Now even simple reads are slow.

  1. Payment Failures

    Some users reach payment, but:

    • Payment gateways are rate-limited

    • Downstream services are already overloaded

Result:

  • Failed payments

  • Inconsistent orders

  • Very angry users

Why This Is a Thundering Herd Problem?

This situation checks every box:

  • Single trigger → sale start

  • Massive waiters → users waiting at midnight

  • Simultaneous wake-up → everyone clicks Buy

  • Few winners → limited stock

  • System overload → retries and contention

The problem isn’t inventory.
The problem is uncontrolled access.


The Real Solution: Token-Based Purchase

Big companies don’t let everyone fight for inventory.

They add a gate.

The Core Idea

Don’t let users compete for stock.
Let them compete for permission to buy.

That permission is a purchase token.


Step 1: Sale Starts (Inventory Is Still Protected)

At 12:00 AM:

  • Inventory is not opened directly

  • A lightweight Token Service becomes active

Step 2: Users Request a Token

When users click Buy Now, they actually call:

POST /get-purchase-token

This endpoint:

  • Is fast and cheap

  • Does not touch inventory

  • Does not trigger payment

Step 3: Only 10 Tokens Exist

In Redis:

available_tokens = 10

Each request performs one atomic operation:

remaining = DECR(available_tokens)
  • If remaining >= 0 → token granted

  • If remaining < 0 → rejected immediately

Because Redis operations are atomic:

  • Exactly 10 users get tokens

  • No race conditions

  • No overselling

Step 4: Secure Token Generation

Each successful user gets a token that:

  • Is cryptographically signed

  • Is bound to user and product

  • Has a short expiry (2–5 minutes)

  • Can only be used once

Everyone else is blocked early, before doing any damage.

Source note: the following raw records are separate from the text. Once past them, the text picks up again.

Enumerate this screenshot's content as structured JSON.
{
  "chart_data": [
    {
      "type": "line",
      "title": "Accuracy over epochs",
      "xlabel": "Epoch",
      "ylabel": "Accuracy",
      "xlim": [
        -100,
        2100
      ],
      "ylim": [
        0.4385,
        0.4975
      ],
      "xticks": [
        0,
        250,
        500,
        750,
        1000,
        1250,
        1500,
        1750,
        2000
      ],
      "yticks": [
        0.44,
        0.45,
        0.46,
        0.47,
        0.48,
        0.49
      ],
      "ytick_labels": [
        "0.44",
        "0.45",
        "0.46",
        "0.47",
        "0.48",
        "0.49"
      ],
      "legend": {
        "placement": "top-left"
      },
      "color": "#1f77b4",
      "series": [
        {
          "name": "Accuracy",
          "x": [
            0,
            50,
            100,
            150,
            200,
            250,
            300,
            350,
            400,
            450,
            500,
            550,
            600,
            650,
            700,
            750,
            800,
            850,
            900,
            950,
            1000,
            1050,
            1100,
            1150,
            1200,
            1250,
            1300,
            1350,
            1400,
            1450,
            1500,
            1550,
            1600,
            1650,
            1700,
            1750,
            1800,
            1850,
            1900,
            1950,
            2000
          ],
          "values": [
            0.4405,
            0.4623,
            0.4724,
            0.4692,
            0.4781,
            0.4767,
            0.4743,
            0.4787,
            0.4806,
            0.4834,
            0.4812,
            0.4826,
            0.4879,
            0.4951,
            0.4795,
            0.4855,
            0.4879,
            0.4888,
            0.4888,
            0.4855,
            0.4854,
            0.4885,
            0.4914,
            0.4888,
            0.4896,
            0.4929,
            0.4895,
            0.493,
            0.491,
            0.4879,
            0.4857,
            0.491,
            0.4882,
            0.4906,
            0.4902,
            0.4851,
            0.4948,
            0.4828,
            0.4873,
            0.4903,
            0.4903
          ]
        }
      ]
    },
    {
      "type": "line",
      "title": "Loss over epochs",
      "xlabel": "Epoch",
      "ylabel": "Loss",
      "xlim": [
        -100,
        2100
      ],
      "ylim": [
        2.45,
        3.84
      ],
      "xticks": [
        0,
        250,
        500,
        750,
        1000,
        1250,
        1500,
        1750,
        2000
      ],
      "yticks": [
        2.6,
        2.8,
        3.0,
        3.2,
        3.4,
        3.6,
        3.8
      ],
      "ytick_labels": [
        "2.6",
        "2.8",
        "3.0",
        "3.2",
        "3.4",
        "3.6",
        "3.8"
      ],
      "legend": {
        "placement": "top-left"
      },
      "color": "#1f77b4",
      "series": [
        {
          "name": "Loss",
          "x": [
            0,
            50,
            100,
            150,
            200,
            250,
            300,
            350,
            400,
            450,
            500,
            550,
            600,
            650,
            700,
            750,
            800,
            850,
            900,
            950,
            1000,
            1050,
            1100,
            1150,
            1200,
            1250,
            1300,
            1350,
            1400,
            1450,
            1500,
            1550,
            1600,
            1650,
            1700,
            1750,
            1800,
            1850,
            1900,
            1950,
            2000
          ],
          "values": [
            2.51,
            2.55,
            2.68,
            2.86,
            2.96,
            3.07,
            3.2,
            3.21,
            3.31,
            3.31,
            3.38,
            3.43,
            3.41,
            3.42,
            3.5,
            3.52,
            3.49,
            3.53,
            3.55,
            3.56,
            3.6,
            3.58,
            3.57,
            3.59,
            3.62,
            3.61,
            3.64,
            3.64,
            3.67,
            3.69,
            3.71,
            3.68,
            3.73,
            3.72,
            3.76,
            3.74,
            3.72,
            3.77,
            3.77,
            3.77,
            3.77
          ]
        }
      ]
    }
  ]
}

Step 5: Purchase Requires a Token

The real purchase API:

POST /purchase

Only works if:

  • Token is valid

  • Token belongs to the user

  • Token is unused and unexpired

Only 10 requests ever reach inventory and payment.


Why This Works So Well?

Without tokens:

  • 1 million users hit inventory and payment

  • Systems overload instantly

With tokens:

  • 1 million users hit a cheap gate

  • Only 10 touch critical services

You move the competition away from fragile systems and into a controlled layer.


The Key Takeaway:

Scaling systems isn’t about adding more servers.
It’s about controlling who is allowed to proceed.

Flash sales fail when everyone rushes together.
They succeed when access is carefully orchestrated.

Final Thought:

The next time you miss an iPhone flash sale, remember:

It’s not bad luck.
It’s a distributed systems problem , one engineers design for every day.

And when done right, only 10 people should ever reach “Buy Now.”